Las emociones se desataron al finalizar la carrera


Ninguna otra carrera provoca una explosión similar de  emociones, lágrimas, gritos, al fin sentimientos contenidos durante siete días.

La clasificación general la dominó desde el minuto cero el gallego Brandan Márquez trabajando en equipo con Alberto Alanis. Ambos bikers realizaron un gran trabajo de equipo consiguiendo el primer y tercer puesto en la general. En segunda posición terminó el catalán Guillem Caballer, quien explotaba de emoción en la llegada, una segunda posición conseguida después de mucho sufrir por la presión de los gallegos, y que pudo mantener tras  no cometer ni el más mínimo error.

Nos cuenta Guillem que la presión de esta segunda posición no le permitió disfrutar de la carrera: «tengo que volver. Realmente son dos opciones muy diferentes disputar el podio o bien disfrutar de la carrera con todo lo tiene: Gente, paisajes, lugares excepcionales…”.

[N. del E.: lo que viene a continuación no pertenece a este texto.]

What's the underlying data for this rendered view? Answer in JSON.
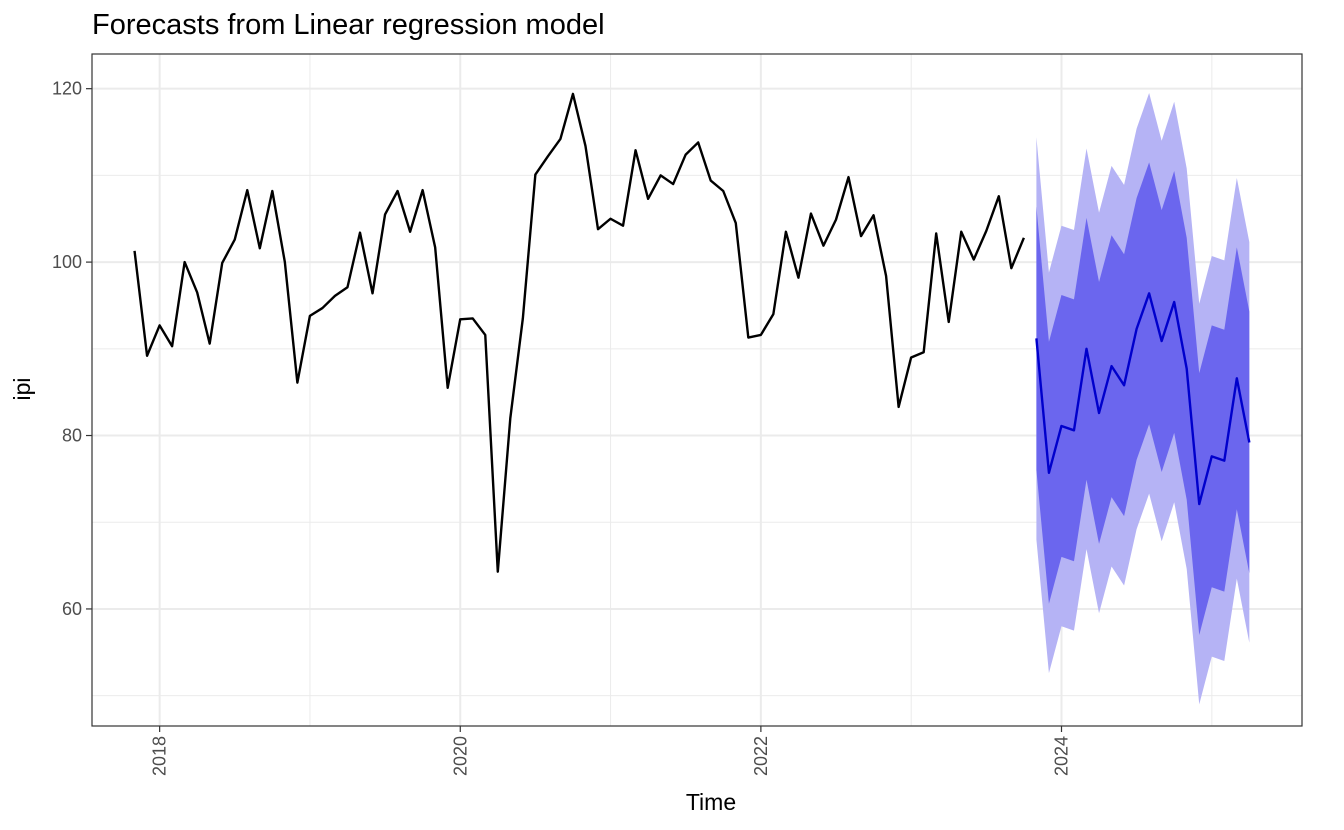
{
  "chart_data": {
    "type": "line",
    "title": "Forecasts from Linear regression model",
    "xlabel": "Time",
    "ylabel": "ipi",
    "xlim": [
      2017.55,
      2025.6
    ],
    "ylim": [
      46.5,
      124
    ],
    "x_ticks": [
      2018,
      2020,
      2022,
      2024
    ],
    "x_tick_labels": [
      "2018",
      "2020",
      "2022",
      "2024"
    ],
    "y_ticks": [
      60,
      80,
      100,
      120
    ],
    "y_tick_labels": [
      "60",
      "80",
      "100",
      "120"
    ],
    "grid": true,
    "colors": {
      "history": "#000000",
      "forecast": "#0000cc",
      "band80": "#6b66ee",
      "band95": "#b5b3f5",
      "grid": "#ebebeb",
      "panel_border": "#333333"
    },
    "history": {
      "start": 2017.833,
      "step": 0.0833333,
      "values": [
        101.3,
        89.2,
        92.7,
        90.3,
        100.0,
        96.5,
        90.6,
        99.9,
        102.6,
        108.3,
        101.6,
        108.2,
        100.0,
        86.1,
        93.8,
        94.7,
        96.1,
        97.1,
        103.4,
        96.4,
        105.5,
        108.2,
        103.5,
        108.3,
        101.7,
        85.5,
        93.4,
        93.5,
        91.6,
        64.3,
        82.0,
        93.5,
        110.1,
        112.2,
        114.2,
        119.4,
        113.4,
        103.8,
        105.0,
        104.2,
        112.9,
        107.3,
        110.0,
        109.0,
        112.4,
        113.8,
        109.4,
        108.2,
        104.5,
        91.3,
        91.6,
        94.0,
        103.5,
        98.2,
        105.6,
        101.9,
        104.9,
        109.8,
        103.0,
        105.4,
        98.4,
        83.3,
        89.0,
        89.6,
        103.3,
        93.1,
        103.5,
        100.3,
        103.6,
        107.6,
        99.3,
        102.8
      ]
    },
    "forecast": {
      "start": 2023.833,
      "step": 0.0833333,
      "mean": [
        91.2,
        75.7,
        81.1,
        80.6,
        90.0,
        82.6,
        88.0,
        85.8,
        92.3,
        96.4,
        90.9,
        95.4,
        87.7,
        72.1,
        77.6,
        77.1,
        86.6,
        79.2
      ],
      "lo80": [
        76.0,
        60.6,
        66.0,
        65.5,
        74.9,
        67.5,
        72.9,
        70.7,
        77.2,
        81.3,
        75.8,
        80.3,
        72.6,
        57.0,
        62.5,
        62.0,
        71.5,
        64.1
      ],
      "hi80": [
        106.4,
        90.8,
        96.2,
        95.7,
        105.1,
        97.7,
        103.1,
        100.9,
        107.4,
        111.5,
        106.0,
        110.5,
        102.8,
        87.2,
        92.7,
        92.2,
        101.7,
        94.3
      ],
      "lo95": [
        68.0,
        52.6,
        58.0,
        57.5,
        66.9,
        59.5,
        64.9,
        62.7,
        69.2,
        73.3,
        67.8,
        72.3,
        64.6,
        49.0,
        54.5,
        54.0,
        63.5,
        56.1
      ],
      "hi95": [
        114.4,
        98.8,
        104.2,
        103.7,
        113.1,
        105.7,
        111.1,
        108.9,
        115.4,
        119.5,
        114.0,
        118.5,
        110.8,
        95.2,
        100.7,
        100.2,
        109.7,
        102.3
      ]
    }
  }
}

Asimismo, en la clasificación por parejas, podio absolutamente brillante de las tres parejas catalanas. Y Una clasificación general con seis corredores españoles situados en el top ten de la carrera.

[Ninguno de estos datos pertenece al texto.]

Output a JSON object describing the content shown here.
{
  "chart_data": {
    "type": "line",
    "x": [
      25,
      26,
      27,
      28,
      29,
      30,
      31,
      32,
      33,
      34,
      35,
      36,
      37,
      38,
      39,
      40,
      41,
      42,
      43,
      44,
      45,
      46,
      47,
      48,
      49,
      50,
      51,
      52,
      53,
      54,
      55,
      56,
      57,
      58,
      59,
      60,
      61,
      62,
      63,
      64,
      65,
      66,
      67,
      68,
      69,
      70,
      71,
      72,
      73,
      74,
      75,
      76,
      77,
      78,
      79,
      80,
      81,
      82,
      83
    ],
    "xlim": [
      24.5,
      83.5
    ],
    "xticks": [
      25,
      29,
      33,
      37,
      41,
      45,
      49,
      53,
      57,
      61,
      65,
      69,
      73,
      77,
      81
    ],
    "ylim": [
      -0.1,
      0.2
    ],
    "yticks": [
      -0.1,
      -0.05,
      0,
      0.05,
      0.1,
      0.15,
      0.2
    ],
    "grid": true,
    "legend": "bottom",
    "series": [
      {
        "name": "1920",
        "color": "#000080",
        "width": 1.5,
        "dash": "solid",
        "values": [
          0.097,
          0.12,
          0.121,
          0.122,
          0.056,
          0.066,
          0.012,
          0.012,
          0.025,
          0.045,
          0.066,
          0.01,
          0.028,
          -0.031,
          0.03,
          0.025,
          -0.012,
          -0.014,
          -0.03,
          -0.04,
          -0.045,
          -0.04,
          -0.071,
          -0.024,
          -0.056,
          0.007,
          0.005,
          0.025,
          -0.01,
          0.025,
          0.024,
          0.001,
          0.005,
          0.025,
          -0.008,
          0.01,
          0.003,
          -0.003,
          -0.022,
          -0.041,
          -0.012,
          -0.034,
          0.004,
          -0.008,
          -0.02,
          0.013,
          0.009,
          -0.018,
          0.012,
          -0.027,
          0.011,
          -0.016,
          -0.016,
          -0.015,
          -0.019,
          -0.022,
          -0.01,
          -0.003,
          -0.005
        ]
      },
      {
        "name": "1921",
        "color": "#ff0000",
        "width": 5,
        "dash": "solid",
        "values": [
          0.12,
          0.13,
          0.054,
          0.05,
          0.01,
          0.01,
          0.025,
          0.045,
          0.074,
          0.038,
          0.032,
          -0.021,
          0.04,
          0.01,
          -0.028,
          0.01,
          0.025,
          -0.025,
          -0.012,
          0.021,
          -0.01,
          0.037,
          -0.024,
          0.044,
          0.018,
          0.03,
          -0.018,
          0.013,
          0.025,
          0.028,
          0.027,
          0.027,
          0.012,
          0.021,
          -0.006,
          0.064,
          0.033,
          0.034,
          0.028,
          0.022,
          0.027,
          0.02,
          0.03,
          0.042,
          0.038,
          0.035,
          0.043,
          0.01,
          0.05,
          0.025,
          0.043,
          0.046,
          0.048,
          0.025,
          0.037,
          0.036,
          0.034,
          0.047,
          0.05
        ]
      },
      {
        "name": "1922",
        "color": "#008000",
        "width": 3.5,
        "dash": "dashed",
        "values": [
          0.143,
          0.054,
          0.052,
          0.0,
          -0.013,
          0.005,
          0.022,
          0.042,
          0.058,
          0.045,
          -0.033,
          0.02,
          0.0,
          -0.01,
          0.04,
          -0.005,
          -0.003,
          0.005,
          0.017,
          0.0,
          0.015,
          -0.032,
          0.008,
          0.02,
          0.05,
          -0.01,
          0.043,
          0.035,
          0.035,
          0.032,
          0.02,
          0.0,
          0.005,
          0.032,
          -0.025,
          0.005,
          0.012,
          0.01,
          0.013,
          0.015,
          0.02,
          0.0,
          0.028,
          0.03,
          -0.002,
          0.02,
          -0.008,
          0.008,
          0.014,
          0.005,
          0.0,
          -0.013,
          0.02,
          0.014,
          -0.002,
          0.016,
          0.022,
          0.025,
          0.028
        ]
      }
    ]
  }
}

La mayor de las victorias del Iron BIke es terminar la carrera como finisher, este es el gran honor de la única participante femenina, la italiana Chiara Marrale, en su segunda participación en el Iron BIke. Ganar es importante, pero aquí el tópico de participar y terminar es el mayor de los retos. Su hijo de 11 años se lanza a felicitar a su madre un momento para no olvidar.

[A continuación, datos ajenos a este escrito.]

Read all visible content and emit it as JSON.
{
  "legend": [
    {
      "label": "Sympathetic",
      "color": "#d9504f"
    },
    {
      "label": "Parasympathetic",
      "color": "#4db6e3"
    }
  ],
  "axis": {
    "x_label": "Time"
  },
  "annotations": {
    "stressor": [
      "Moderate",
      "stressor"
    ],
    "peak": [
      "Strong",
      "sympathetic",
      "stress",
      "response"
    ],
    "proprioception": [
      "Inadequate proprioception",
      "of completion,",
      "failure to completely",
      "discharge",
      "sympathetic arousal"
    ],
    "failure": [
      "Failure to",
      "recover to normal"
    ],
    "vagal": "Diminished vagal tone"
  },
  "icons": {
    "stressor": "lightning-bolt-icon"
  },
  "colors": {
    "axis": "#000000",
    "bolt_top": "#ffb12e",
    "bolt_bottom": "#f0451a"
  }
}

El cambio de dirección en la carrera nos deja un Iron Bike renovado, cargado de nuevas ilusiones, un recorrido un poco más suave sin quitar la dureza extrema de la prueba, y un gran esfuerzo organizativo que se ve reflejado en el estado de ánimo de los corredores. Una edición donde también hemos descubierto la cocina tradicional piamontesa.